LONDON (Reuters Breakingviews) – Europe’s airlines are flying into a carbon cloud. New European Commission boss Ursula von der Leyen’s continental Green New Deal puts the sector firmly in the cross hairs. Her most obvious ammunition is removing the free rides airlines get from fuel tax and emissions credits. A bigger threat to the industry, though, comes from Greta Thunberg.
Airlines currently account for less than 3% of CO2 output globally, but this will climb as air traffic grows and power stations and cars switch to renewables. Unlike other sectors, functional green alternatives like bio-jet fuel or electric planes are years, possibly decades, away. Until then, airline bosses have carbon offsetting – basically paying for projects like tree-planting to suck up CO2 – as their sole defence against regulators and teenage Swedish activists.

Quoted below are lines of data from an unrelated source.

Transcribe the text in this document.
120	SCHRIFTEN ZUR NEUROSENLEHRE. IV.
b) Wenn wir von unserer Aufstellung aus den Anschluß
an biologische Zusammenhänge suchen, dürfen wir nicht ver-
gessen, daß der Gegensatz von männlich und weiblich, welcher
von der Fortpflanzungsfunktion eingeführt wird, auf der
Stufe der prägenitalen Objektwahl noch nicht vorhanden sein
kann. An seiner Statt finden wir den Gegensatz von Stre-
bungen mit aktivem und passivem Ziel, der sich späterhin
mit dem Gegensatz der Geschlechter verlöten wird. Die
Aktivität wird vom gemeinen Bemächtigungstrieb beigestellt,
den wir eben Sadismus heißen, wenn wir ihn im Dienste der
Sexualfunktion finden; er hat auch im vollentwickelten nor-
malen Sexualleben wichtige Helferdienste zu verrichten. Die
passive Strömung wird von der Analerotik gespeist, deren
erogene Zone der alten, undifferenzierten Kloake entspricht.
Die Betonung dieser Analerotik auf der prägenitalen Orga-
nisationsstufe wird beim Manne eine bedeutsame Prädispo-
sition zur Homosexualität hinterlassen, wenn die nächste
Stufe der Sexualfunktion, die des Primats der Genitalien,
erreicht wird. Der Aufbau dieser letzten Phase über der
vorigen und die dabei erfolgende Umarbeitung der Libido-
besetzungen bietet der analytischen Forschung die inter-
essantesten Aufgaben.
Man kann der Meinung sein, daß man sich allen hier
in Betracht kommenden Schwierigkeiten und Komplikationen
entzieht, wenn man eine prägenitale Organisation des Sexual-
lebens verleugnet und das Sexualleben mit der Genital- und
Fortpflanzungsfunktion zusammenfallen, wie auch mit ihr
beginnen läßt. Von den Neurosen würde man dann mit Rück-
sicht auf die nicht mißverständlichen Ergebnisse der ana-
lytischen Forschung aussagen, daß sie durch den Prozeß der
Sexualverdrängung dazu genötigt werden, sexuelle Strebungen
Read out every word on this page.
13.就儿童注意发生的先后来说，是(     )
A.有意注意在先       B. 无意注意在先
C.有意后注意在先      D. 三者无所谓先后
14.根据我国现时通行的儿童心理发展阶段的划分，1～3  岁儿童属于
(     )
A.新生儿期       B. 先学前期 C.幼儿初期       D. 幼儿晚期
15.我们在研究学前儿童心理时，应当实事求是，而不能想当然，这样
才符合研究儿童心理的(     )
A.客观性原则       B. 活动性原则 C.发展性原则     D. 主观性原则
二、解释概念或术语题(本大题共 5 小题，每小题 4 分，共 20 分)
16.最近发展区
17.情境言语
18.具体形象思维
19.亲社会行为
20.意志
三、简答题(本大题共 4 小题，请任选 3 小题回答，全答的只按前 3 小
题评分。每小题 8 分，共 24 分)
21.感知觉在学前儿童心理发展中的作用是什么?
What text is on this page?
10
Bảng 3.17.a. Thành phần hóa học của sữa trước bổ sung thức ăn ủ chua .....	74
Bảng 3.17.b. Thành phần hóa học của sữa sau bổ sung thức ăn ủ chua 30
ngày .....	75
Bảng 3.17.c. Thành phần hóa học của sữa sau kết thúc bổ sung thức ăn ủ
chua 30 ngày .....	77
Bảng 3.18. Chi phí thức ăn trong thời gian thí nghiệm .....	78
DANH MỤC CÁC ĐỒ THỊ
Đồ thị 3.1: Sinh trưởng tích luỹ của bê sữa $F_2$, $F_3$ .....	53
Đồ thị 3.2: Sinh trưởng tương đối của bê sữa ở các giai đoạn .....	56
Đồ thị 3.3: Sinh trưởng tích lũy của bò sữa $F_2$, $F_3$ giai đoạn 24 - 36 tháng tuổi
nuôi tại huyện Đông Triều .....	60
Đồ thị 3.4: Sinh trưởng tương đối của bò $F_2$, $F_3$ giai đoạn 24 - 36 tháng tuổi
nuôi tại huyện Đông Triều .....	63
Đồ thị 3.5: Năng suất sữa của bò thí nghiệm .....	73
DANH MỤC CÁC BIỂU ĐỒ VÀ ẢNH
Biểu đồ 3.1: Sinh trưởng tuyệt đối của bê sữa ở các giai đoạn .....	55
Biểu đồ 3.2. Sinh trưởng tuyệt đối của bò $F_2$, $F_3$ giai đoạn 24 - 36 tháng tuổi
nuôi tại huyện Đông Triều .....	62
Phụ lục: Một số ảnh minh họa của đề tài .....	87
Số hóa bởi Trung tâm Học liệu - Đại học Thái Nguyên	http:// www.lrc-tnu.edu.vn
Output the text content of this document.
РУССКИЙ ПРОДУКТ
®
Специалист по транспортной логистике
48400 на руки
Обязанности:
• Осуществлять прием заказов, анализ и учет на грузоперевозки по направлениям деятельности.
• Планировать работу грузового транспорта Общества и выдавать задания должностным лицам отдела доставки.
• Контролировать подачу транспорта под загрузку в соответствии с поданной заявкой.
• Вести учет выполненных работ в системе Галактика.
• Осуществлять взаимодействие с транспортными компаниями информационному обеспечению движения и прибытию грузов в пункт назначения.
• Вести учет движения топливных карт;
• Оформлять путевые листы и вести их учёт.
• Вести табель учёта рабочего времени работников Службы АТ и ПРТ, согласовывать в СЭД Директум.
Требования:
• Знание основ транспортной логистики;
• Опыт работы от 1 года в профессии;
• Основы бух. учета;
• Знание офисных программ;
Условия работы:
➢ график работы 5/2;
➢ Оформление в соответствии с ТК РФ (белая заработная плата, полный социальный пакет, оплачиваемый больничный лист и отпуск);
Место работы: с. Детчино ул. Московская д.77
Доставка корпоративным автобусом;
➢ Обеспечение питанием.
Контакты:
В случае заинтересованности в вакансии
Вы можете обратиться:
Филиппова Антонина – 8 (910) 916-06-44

Budget carrier easyJet’s pledge to spend 25 million pounds on annual offsets is a case in point. But that’s unlikely to spike von der Leyen’s green guns. Her easiest riposte would be to make airlines pay jet-fuel duty. Assuming regulators used the existing commercial levy, that would add 21 euros to every 1,000 litres of fuel, a roughly 5% increase. Another would be to ditch the free credits airlines get for Europe’s carbon-trading regime. At the current 24.6 euros per tonne of CO2, that’s worth 114 million euros to Ryanair, 12% of 2020 forecast operating profit.